Table 1 includes proper names for stars approved by the IAU Working Group on Star Names (WGSN) on 21 August 2016, 12 September 2016, 5 October 2016, and 6 November 2016. Nearly all of these are traditional names whose etymologies are discussed in works like Richard Hinckley Allen (1963) Star Names: Their Lore and Meaning published by Dover [1] (reprinted and retitled version of Allen’s (1899) Star-Names and Their Meanings published by G.E. Stechert [2]), Paul Kunitzsch (1959) Arabische Sternnamen in Europa [3], and A Short Guide to 254 Star Names and Their Derivations by Paul Kunitzsch & Tim Smart (2006; 2nd Revised Edition, Sky Publishing, Cambridge) [4]. In some cases, the name was historically attributed to multiple stars, however WGSN has clarified which star/component.
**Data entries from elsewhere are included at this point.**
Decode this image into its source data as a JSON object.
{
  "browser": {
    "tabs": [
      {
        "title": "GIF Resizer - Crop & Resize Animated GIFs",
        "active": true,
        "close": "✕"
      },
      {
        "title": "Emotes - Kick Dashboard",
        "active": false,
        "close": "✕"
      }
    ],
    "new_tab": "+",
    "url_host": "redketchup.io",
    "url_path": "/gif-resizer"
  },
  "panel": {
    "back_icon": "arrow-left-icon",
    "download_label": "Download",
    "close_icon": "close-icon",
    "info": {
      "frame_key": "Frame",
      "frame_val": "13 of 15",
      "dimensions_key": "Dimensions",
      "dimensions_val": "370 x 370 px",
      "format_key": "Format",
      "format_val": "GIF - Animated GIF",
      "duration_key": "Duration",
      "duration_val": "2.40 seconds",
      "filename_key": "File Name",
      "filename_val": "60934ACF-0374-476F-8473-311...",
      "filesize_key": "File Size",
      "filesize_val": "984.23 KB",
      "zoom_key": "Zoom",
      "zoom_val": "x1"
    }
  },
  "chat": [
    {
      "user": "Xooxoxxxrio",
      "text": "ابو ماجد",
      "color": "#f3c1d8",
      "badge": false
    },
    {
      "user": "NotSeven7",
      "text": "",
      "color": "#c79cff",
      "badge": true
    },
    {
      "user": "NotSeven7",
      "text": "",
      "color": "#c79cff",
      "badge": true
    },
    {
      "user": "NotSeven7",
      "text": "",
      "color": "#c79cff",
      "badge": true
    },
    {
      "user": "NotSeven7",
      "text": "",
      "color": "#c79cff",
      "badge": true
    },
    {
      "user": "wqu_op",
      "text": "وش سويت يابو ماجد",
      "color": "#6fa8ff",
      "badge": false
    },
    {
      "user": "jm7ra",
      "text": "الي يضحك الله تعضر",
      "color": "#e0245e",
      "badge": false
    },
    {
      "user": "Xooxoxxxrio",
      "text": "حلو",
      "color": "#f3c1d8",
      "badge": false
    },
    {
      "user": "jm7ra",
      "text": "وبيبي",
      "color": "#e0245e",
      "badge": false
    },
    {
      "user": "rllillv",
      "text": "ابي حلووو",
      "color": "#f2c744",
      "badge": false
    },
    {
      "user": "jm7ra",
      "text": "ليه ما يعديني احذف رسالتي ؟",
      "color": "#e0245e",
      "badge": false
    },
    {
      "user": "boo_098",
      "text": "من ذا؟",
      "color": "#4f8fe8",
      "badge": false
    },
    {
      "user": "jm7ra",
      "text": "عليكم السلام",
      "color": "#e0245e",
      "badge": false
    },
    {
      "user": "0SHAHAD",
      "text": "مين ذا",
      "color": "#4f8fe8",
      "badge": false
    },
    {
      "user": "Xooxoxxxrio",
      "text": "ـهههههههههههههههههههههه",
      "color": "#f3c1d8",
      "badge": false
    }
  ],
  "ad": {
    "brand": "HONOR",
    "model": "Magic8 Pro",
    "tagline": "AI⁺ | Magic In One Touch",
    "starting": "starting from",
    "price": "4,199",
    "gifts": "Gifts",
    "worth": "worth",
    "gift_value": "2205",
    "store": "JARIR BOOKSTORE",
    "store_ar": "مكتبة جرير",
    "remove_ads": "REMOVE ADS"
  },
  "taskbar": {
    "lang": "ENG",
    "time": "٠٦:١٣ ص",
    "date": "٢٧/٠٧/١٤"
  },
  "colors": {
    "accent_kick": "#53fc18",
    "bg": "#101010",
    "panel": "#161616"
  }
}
Designations in column (2) are HR #s from the Bright Star Catalog, and IDs in column (7) are the Bayer or Flamsteed designations. Some stars listed by HR # or Bayer/Flamsteed designation themselves may be multiple. Where a component letter (from e.g. Washington Double Star Catalog) is not explicitly listed, the name should be understood to be attributed to the brightest component by visual brightness. Three-letter IAU constellation abbreviations follow the IAU Style Manual [5].